Q

Basma Abdel Aziz visualizes a dystopian Egypt in The Queue

Basma Abdel Aziz's novel imagines a Middle Eastern country after a failed revolution where a never-ending line is the only way to access basic necessities.
Basma Abdel Aziz's writing has been compared to Orwell and Kafka. (Melville House)

Imagine having to wait in a seemingly never-ending line for consent from the government for your most basic needs, from getting a prescription filled to permission to remove a bullet from your body.

That's the premise of Egyptian journalist and psychiatrist Basma Abdel Aziz's literary debut, The Queue, which was recently translated into English. The dystopian novel imagines an unnamed Middle Eastern country after a failed revolution, where an ever-growing line stands between the population and their necessities.
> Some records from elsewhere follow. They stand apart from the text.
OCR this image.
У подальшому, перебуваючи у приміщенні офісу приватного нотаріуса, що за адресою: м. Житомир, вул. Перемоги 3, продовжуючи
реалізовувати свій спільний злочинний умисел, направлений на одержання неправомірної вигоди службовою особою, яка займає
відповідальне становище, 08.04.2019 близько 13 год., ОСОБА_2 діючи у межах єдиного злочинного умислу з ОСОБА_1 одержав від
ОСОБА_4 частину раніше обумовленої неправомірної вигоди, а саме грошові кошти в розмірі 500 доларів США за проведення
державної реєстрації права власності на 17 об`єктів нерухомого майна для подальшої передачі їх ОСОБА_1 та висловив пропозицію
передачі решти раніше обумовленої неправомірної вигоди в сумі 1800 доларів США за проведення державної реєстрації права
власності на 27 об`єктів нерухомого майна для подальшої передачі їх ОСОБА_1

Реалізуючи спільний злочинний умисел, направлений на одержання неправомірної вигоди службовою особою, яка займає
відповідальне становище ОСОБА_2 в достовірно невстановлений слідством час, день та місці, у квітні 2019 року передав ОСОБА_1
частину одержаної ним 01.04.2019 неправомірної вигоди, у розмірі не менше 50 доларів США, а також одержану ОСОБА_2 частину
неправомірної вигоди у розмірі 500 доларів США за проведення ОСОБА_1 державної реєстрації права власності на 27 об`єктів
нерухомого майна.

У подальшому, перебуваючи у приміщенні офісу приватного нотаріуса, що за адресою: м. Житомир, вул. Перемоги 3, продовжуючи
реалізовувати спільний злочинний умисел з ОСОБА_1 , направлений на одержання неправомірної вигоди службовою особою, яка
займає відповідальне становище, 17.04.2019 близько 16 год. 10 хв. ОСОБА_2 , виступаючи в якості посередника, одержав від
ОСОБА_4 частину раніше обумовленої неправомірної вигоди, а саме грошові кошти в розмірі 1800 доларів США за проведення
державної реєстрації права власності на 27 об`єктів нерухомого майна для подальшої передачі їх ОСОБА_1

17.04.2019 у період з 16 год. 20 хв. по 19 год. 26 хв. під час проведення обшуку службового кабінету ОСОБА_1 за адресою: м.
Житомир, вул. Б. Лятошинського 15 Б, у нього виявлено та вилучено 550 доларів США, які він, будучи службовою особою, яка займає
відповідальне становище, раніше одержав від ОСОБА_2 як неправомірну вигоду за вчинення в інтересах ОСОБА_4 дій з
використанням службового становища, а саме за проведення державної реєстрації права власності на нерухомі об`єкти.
Abdel Aziz, whose work is already being compared to Franz Kafka and George Orwell, was inspired to write The Queue after returning to Cairo and seeing a line in front of the closed door of a government building. 

"I started to ask myself, 'What keeps those people standing like this? Why don't they just move and come back another day? Why don't they just scream or shout or protest against this ignorance?' And this building was representing, to me, a symbol of the authority," Abdel Aziz tells Gill. 

As for the risks Abdel Aziz may face for writing and publishing this book — which could be seen as a veiled criticism of Egypt — she says the English translation may increase such threats, but that she's been living and working under these conditions for years.

"This will never stop me from writing," Abdel Aziz says, "I will keep writing until I'm in prison."